A car hit a Jewish man. The paramedic says to him, "Are you comfortable?"
The man says, "Well, I make a good living."
Discovering the Hut
During the holiday of Sukkos Jews the world over relocate from their permanent homes and apartments to dwell in a sukkah, a makeshift hut covered with branches, bamboo sticks or reeds. During this seven-day festival, we eat, drink, schmooz, read, relax, debate and hang out in a sukkah. Many Jews, especially where the climate is more conducive, even spend the nights sleeping in these huts.
This Jewish behavior dates back around 3,300 years. Its origin is in the Bible, which states (1): "You shall dwell in booths for a seven-day period; every member of Israel shall dwell in booths." Since this mitzvah was given to the Jewish people, once a year for seven days, Jews turn their makeshift huts into their primary home and residence.
What is the significance behind this mitzvah? The Torah explains it in these brief words (2): "So that your generations will know that I [G-d] sheltered the Jewish people in booths when I took them from the land of Egypt."
Yet the question is, what relevance does this mitzvah have to our lives today? More than three millennia after our liberation from Egypt, why should we spend time in a booth for a week each year? Yes, history is important. If you do not know where you came from, it is hard to figure out where you need to go. If you don't have roots, can you create destiny?
Our roots and history are so important because they inform and inspire our contemporary condition. Our past must serve as a template to guide our present and future. So how can we appreciate the sukkah as a fresh, contemporary message?
Secure in Your Vulnerability
In Jewish mysticism (3), the message of the seven-day sukkah experience is profoundly simple and moving.
At times, some of us feel that we are in full control of our lives. We have our secure walls to protect us and we feel immune to the pain and struggle of the less fortunate. We become smug and arrogant, consumed by our successes and infatuated with self-worship.
In instructing us to leave the walls of a stable and secure home in order to spend a week in a temporary and vulnerable structure, the Torah is attempting to inculcate within us the notion of how fragile we really are in this world. The sukkah is a call to sobriety, to remind us that despite our responsibility to maximize our potentials, pursue our ambitions and revolutionize our corners of the universe, at the end of the day we have very little control over the most essential aspects of our lives.

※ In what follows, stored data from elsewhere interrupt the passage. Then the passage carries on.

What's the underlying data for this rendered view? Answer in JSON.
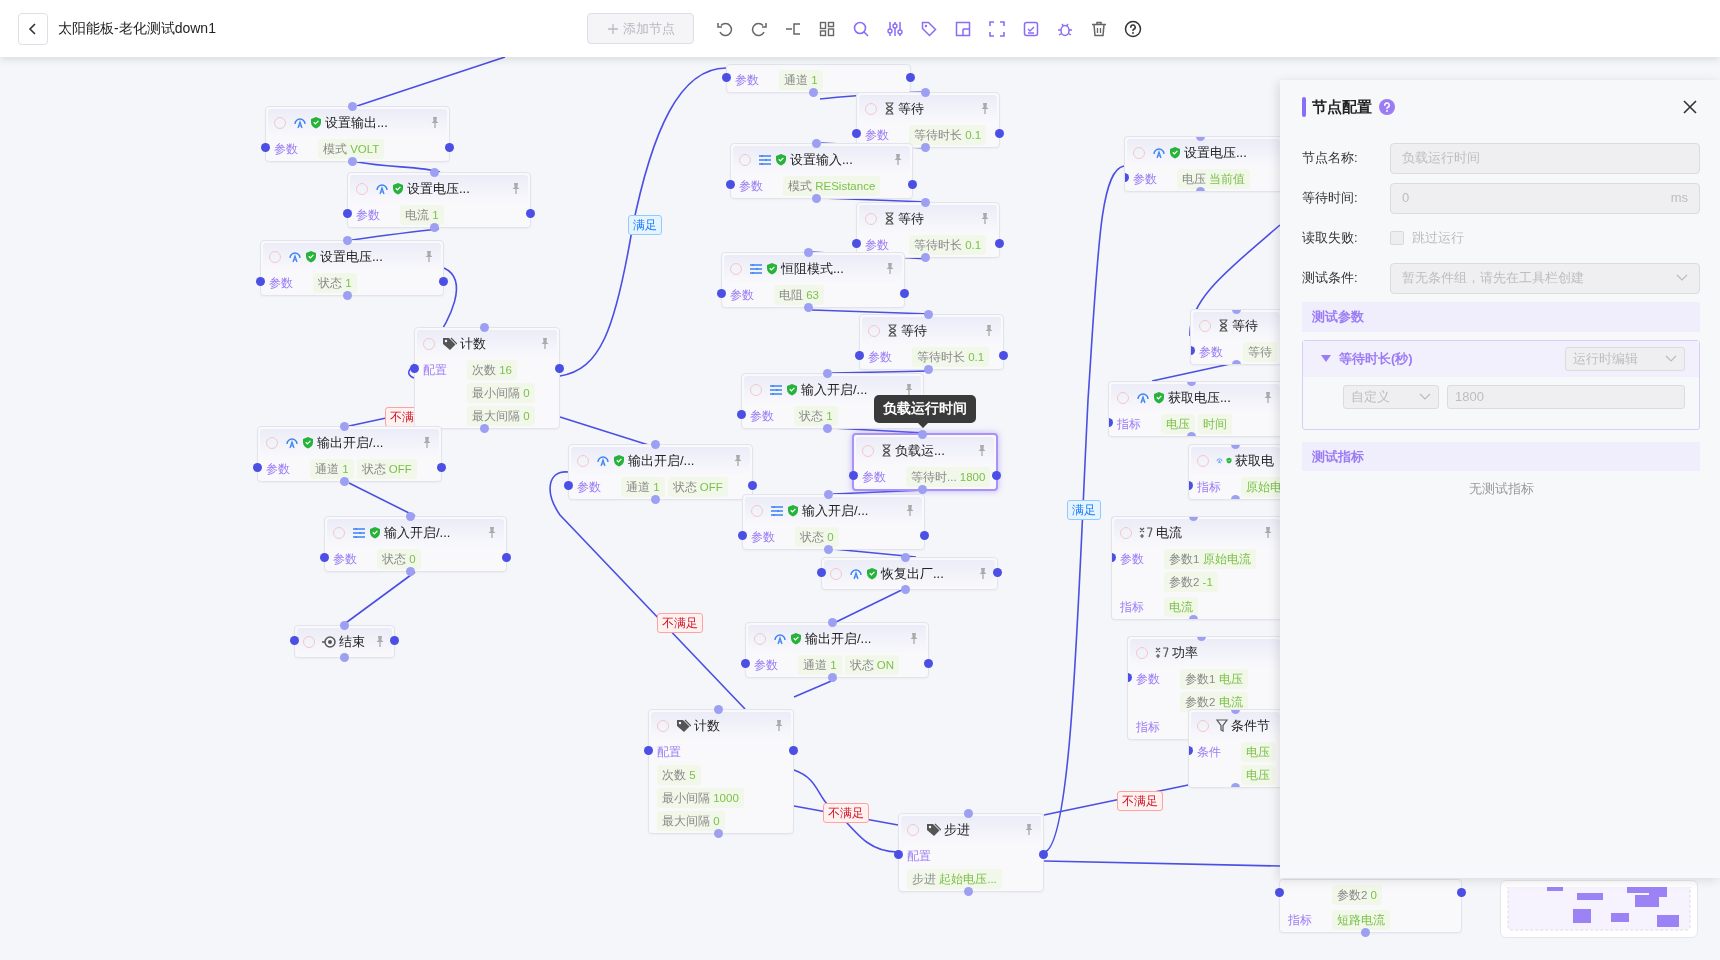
{
  "toolbar": {
    "title": "太阳能板-老化测试down1",
    "add_node": {
      "label": "添加节点",
      "disabled": true
    }
  },
  "nodes": [
    {
      "selected": false,
      "sections": [
        {
          "label": "参数",
          "chips": [
            {
              "name": "通道",
              "value": "1"
            }
          ]
        }
      ]
    },
    {
      "kind": "device",
      "title": "设置输出...",
      "selected": false,
      "sections": [
        {
          "label": "参数",
          "chips": [
            {
              "name": "模式",
              "value": "VOLT"
            }
          ]
        }
      ]
    },
    {
      "kind": "device",
      "title": "设置电压...",
      "selected": false,
      "sections": [
        {
          "label": "参数",
          "chips": [
            {
              "name": "电流",
              "value": "1"
            }
          ]
        }
      ]
    },
    {
      "kind": "device",
      "title": "设置电压...",
      "selected": false,
      "sections": [
        {
          "label": "参数",
          "chips": [
            {
              "name": "状态",
              "value": "1"
            }
          ]
        }
      ]
    },
    {
      "kind": "counter",
      "title": "计数",
      "selected": false,
      "sections": [
        {
          "label": "配置",
          "chips": [
            {
              "name": "次数",
              "value": "16"
            },
            {
              "name": "最小间隔",
              "value": "0"
            },
            {
              "name": "最大间隔",
              "value": "0"
            }
          ]
        }
      ]
    },
    {
      "kind": "device",
      "title": "输出开启/...",
      "selected": false,
      "sections": [
        {
          "label": "参数",
          "chips": [
            {
              "name": "通道",
              "value": "1"
            },
            {
              "name": "状态",
              "value": "OFF"
            }
          ]
        }
      ]
    },
    {
      "kind": "input",
      "title": "输入开启/...",
      "selected": false,
      "sections": [
        {
          "label": "参数",
          "chips": [
            {
              "name": "状态",
              "value": "0"
            }
          ]
        }
      ]
    },
    {
      "kind": "end",
      "title": "结束",
      "selected": false
    },
    {
      "kind": "wait",
      "title": "等待",
      "selected": false,
      "sections": [
        {
          "label": "参数",
          "chips": [
            {
              "name": "等待时长",
              "value": "0.1"
            }
          ]
        }
      ]
    },
    {
      "kind": "input",
      "title": "设置输入...",
      "selected": false,
      "sections": [
        {
          "label": "参数",
          "chips": [
            {
              "name": "模式",
              "value": "RESistance"
            }
          ]
        }
      ]
    },
    {
      "kind": "wait",
      "title": "等待",
      "selected": false,
      "sections": [
        {
          "label": "参数",
          "chips": [
            {
              "name": "等待时长",
              "value": "0.1"
            }
          ]
        }
      ]
    },
    {
      "kind": "input",
      "title": "恒阻模式...",
      "selected": false,
      "sections": [
        {
          "label": "参数",
          "chips": [
            {
              "name": "电阻",
              "value": "63"
            }
          ]
        }
      ]
    },
    {
      "kind": "wait",
      "title": "等待",
      "selected": false,
      "sections": [
        {
          "label": "参数",
          "chips": [
            {
              "name": "等待时长",
              "value": "0.1"
            }
          ]
        }
      ]
    },
    {
      "kind": "input",
      "title": "输入开启/...",
      "selected": false,
      "sections": [
        {
          "label": "参数",
          "chips": [
            {
              "name": "状态",
              "value": "1"
            }
          ]
        }
      ]
    },
    {
      "kind": "wait",
      "title": "负载运...",
      "selected": true,
      "sections": [
        {
          "label": "参数",
          "chips": [
            {
              "name": "等待时...",
              "value": "1800"
            }
          ]
        }
      ]
    },
    {
      "kind": "device",
      "title": "输出开启/...",
      "selected": false,
      "sections": [
        {
          "label": "参数",
          "chips": [
            {
              "name": "通道",
              "value": "1"
            },
            {
              "name": "状态",
              "value": "OFF"
            }
          ]
        }
      ]
    },
    {
      "kind": "input",
      "title": "输入开启/...",
      "selected": false,
      "sections": [
        {
          "label": "参数",
          "chips": [
            {
              "name": "状态",
              "value": "0"
            }
          ]
        }
      ]
    },
    {
      "kind": "device",
      "title": "恢复出厂...",
      "selected": false
    },
    {
      "kind": "device",
      "title": "输出开启/...",
      "selected": false,
      "sections": [
        {
          "label": "参数",
          "chips": [
            {
              "name": "通道",
              "value": "1"
            },
            {
              "name": "状态",
              "value": "ON"
            }
          ]
        }
      ]
    },
    {
      "kind": "counter",
      "title": "计数",
      "selected": false,
      "sections": [
        {
          "label": "配置",
          "chips": [
            {
              "name": "次数",
              "value": "5"
            },
            {
              "name": "最小间隔",
              "value": "1000"
            },
            {
              "name": "最大间隔",
              "value": "0"
            }
          ]
        }
      ]
    },
    {
      "kind": "counter",
      "title": "步进",
      "selected": false,
      "sections": [
        {
          "label": "配置",
          "chips": [
            {
              "name": "步进",
              "value": "起始电压..."
            }
          ]
        }
      ]
    },
    {
      "kind": "device",
      "title": "设置电压...",
      "selected": false,
      "sections": [
        {
          "label": "参数",
          "chips": [
            {
              "name": "电压",
              "value": "当前值"
            }
          ]
        }
      ]
    },
    {
      "kind": "wait",
      "title": "等待",
      "selected": false,
      "sections": [
        {
          "label": "参数",
          "chips": [
            {
              "name": "等待"
            }
          ]
        }
      ]
    },
    {
      "kind": "device",
      "title": "获取电压...",
      "selected": false,
      "sections": [
        {
          "label": "指标",
          "chips": [
            {
              "value": "电压"
            },
            {
              "value": "时间"
            }
          ]
        }
      ]
    },
    {
      "kind": "device",
      "title": "获取电",
      "selected": false,
      "sections": [
        {
          "label": "指标",
          "chips": [
            {
              "value": "原始电"
            }
          ]
        }
      ]
    },
    {
      "kind": "calc",
      "title": "电流",
      "selected": false,
      "sections": [
        {
          "label": "参数",
          "chips": [
            {
              "name": "参数1",
              "value": "原始电流"
            },
            {
              "name": "参数2",
              "value": "-1"
            }
          ]
        },
        {
          "label": "指标",
          "chips": [
            {
              "value": "电流"
            }
          ]
        }
      ]
    },
    {
      "kind": "calc",
      "title": "功率",
      "selected": false,
      "sections": [
        {
          "label": "参数",
          "chips": [
            {
              "name": "参数1",
              "value": "电压"
            },
            {
              "name": "参数2",
              "value": "电流"
            }
          ]
        },
        {
          "label": "指标"
        }
      ]
    },
    {
      "kind": "condition",
      "title": "条件节",
      "selected": false,
      "sections": [
        {
          "label": "条件",
          "chips": [
            {
              "value": "电压"
            },
            {
              "value": "电压"
            }
          ]
        }
      ]
    },
    {
      "selected": false,
      "sections": [
        {
          "chips": [
            {
              "name": "参数2",
              "value": "0"
            }
          ]
        },
        {
          "label": "指标",
          "chips": [
            {
              "value": "短路电流"
            }
          ]
        }
      ]
    }
  ],
  "edge_labels": [
    {
      "text": "满足",
      "kind": "pass"
    },
    {
      "text": "不满",
      "kind": "fail"
    },
    {
      "text": "满足",
      "kind": "pass"
    },
    {
      "text": "不满足",
      "kind": "fail"
    },
    {
      "text": "不满足",
      "kind": "fail"
    },
    {
      "text": "不满足",
      "kind": "fail"
    }
  ],
  "tooltip": "负载运行时间",
  "panel": {
    "title": "节点配置",
    "fields": [
      {
        "label": "节点名称:",
        "kind": "text",
        "value": "负载运行时间",
        "disabled": true
      },
      {
        "label": "等待时间:",
        "kind": "text",
        "value": "0",
        "suffix": "ms",
        "disabled": true
      },
      {
        "label": "读取失败:",
        "kind": "checkbox",
        "option": "跳过运行",
        "checked": false,
        "disabled": true
      },
      {
        "label": "测试条件:",
        "kind": "select",
        "placeholder": "暂无条件组，请先在工具栏创建",
        "disabled": true
      }
    ],
    "sections": [
      {
        "title": "测试参数",
        "params": [
          {
            "name": "等待时长(秒)",
            "expanded": true,
            "mode": "运行时编辑",
            "source": "自定义",
            "value": "1800"
          }
        ]
      },
      {
        "title": "测试指标",
        "empty": "无测试指标"
      }
    ]
  }
}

Our large and fancy mansions, physical or conceptual, can be deceptive. They can give us the sense that we are on top of the world and that we are safe and secure. On Sukkos, we learn of the fragility of life; we discover the truth that all of us are really living in a vulnerable hut. On Sukkos, we become comfortable and secure in our vulnerability, knowing that the walls of this fragile hut are essentially the embrace of G-d.
When you leave the walls of your stable and secure home, you can begin to feel that you are living in the perpetual embrace of the divine."

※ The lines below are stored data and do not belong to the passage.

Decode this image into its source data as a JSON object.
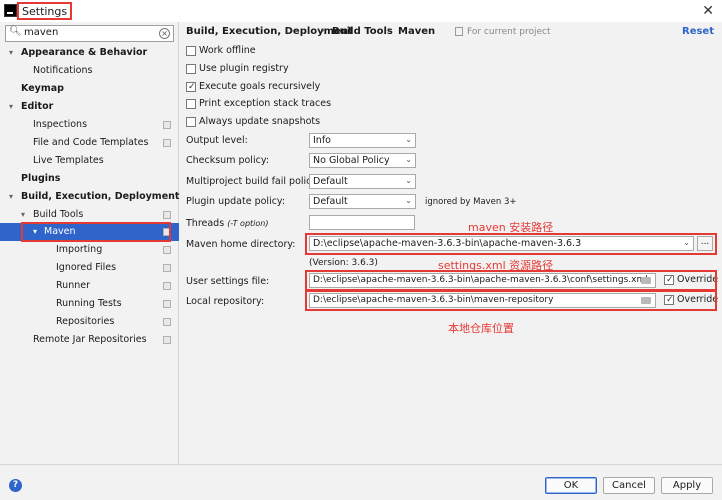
{
  "window": {
    "title": "Settings",
    "close_glyph": "✕"
  },
  "search": {
    "value": "maven",
    "icon": "search-icon",
    "clear_glyph": "×"
  },
  "sidebar": {
    "items": [
      {
        "label": "Appearance & Behavior",
        "arrow": "▾"
      },
      {
        "label": "Notifications"
      },
      {
        "label": "Keymap"
      },
      {
        "label": "Editor",
        "arrow": "▾"
      },
      {
        "label": "Inspections"
      },
      {
        "label": "File and Code Templates"
      },
      {
        "label": "Live Templates"
      },
      {
        "label": "Plugins"
      },
      {
        "label": "Build, Execution, Deployment",
        "arrow": "▾"
      },
      {
        "label": "Build Tools",
        "arrow": "▾"
      },
      {
        "label": "Maven",
        "arrow": "▾"
      },
      {
        "label": "Importing"
      },
      {
        "label": "Ignored Files"
      },
      {
        "label": "Runner"
      },
      {
        "label": "Running Tests"
      },
      {
        "label": "Repositories"
      },
      {
        "label": "Remote Jar Repositories"
      }
    ]
  },
  "header": {
    "crumbs": [
      "Build, Execution, Deployment",
      "Build Tools",
      "Maven"
    ],
    "separator": "›",
    "scope": "For current project",
    "reset": "Reset"
  },
  "options": [
    {
      "label": "Work offline",
      "checked": false
    },
    {
      "label": "Use plugin registry",
      "checked": false
    },
    {
      "label": "Execute goals recursively",
      "checked": true
    },
    {
      "label": "Print exception stack traces",
      "checked": false
    },
    {
      "label": "Always update snapshots",
      "checked": false
    }
  ],
  "fields": {
    "output_level": {
      "label": "Output level:",
      "value": "Info"
    },
    "checksum_policy": {
      "label": "Checksum policy:",
      "value": "No Global Policy"
    },
    "multiproject_fail": {
      "label": "Multiproject build fail policy:",
      "value": "Default"
    },
    "plugin_update": {
      "label": "Plugin update policy:",
      "value": "Default",
      "note": "ignored by Maven 3+"
    },
    "threads": {
      "label": "Threads",
      "hint": "(-T option)",
      "value": ""
    },
    "maven_home": {
      "label": "Maven home directory:",
      "value": "D:\\eclipse\\apache-maven-3.6.3-bin\\apache-maven-3.6.3",
      "version": "(Version: 3.6.3)",
      "browse": "..."
    },
    "user_settings": {
      "label": "User settings file:",
      "value": "D:\\eclipse\\apache-maven-3.6.3-bin\\apache-maven-3.6.3\\conf\\settings.xml",
      "override": "Override"
    },
    "local_repo": {
      "label": "Local repository:",
      "value": "D:\\eclipse\\apache-maven-3.6.3-bin\\maven-repository",
      "override": "Override"
    }
  },
  "annotations": {
    "maven_home": "maven 安装路径",
    "settings_xml": "settings.xml 资源路径",
    "local_repo": "本地仓库位置"
  },
  "footer": {
    "help": "?",
    "ok": "OK",
    "cancel": "Cancel",
    "apply": "Apply"
  },
  "colors": {
    "accent": "#2f65ca",
    "annotation": "#e53935"
  }
}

Discovering Your Humanness
This is why the festival of Sukkos is so deeply connected with the theme of Jewish unity. When I become smug and complacent, imagining that I am on top of the universe, I can easily forfeit my simple humanness, vulnerability and honesty; I can get carried away with my temporary successes and luxury. At such moments, I may feel that I need no one.
But when I go into the sukkah, when I encounter the truth of how vulnerable I really am in this world, I naturally feel much more connected to others. The sukkah allows diverse individuals to become one.
This following moving story, I encountered in several websites, illustrates the point well (4). A number of years ago at the Seattle Special Olympics, nine contestants, all physically or mentally disabled, assembled at the starting line for the 100-yard dash.
At the gun, they all started out, not exactly in a dash, but with a relish to run the race to the finish, and win. All, that is, except one little boy who stumbled on the asphalt, tumbled over and began to cry.
The other eight heard the boy cry. They slowed down and looked back. Then they all turned around and went back. Every one of them.
One girl with Down syndrome bent down and kissed him and said, "This will make it feel better."
Then all nine linked arms, and walked together to the finish line. Everyone in the stadium stood, and cheered; the cheering went on for a long time.
This story, my editor informed me, seems to be a legend. Yet its message moves us deeply. Why? Because the behavior of these children evokes a chord that lies at the deepest depths of our souls. It reminds us that what matters in life is more than winning for ourselves. What matters in this life is helping others win, even if it means slowing down, and changing our course. At the end of the day, we will win the race only when each of us wins the race.
Why is it these types of challenged children who so often teach us this lesson? Because while we live all year in our man-made secure homes, these holy children live all year around in a sukkah. Their physical and mental limitations, coupled with profound spiritual acuteness, never allow them to lose focus of what truly matters in life.
1) Leviticus 23: 42.
2) Ibid 23:43.
3) Mei Hasholoach Parshas Emor.
4) This story is quoted in Soul Prints (Simon & Schuster 2001) pp. 129-130.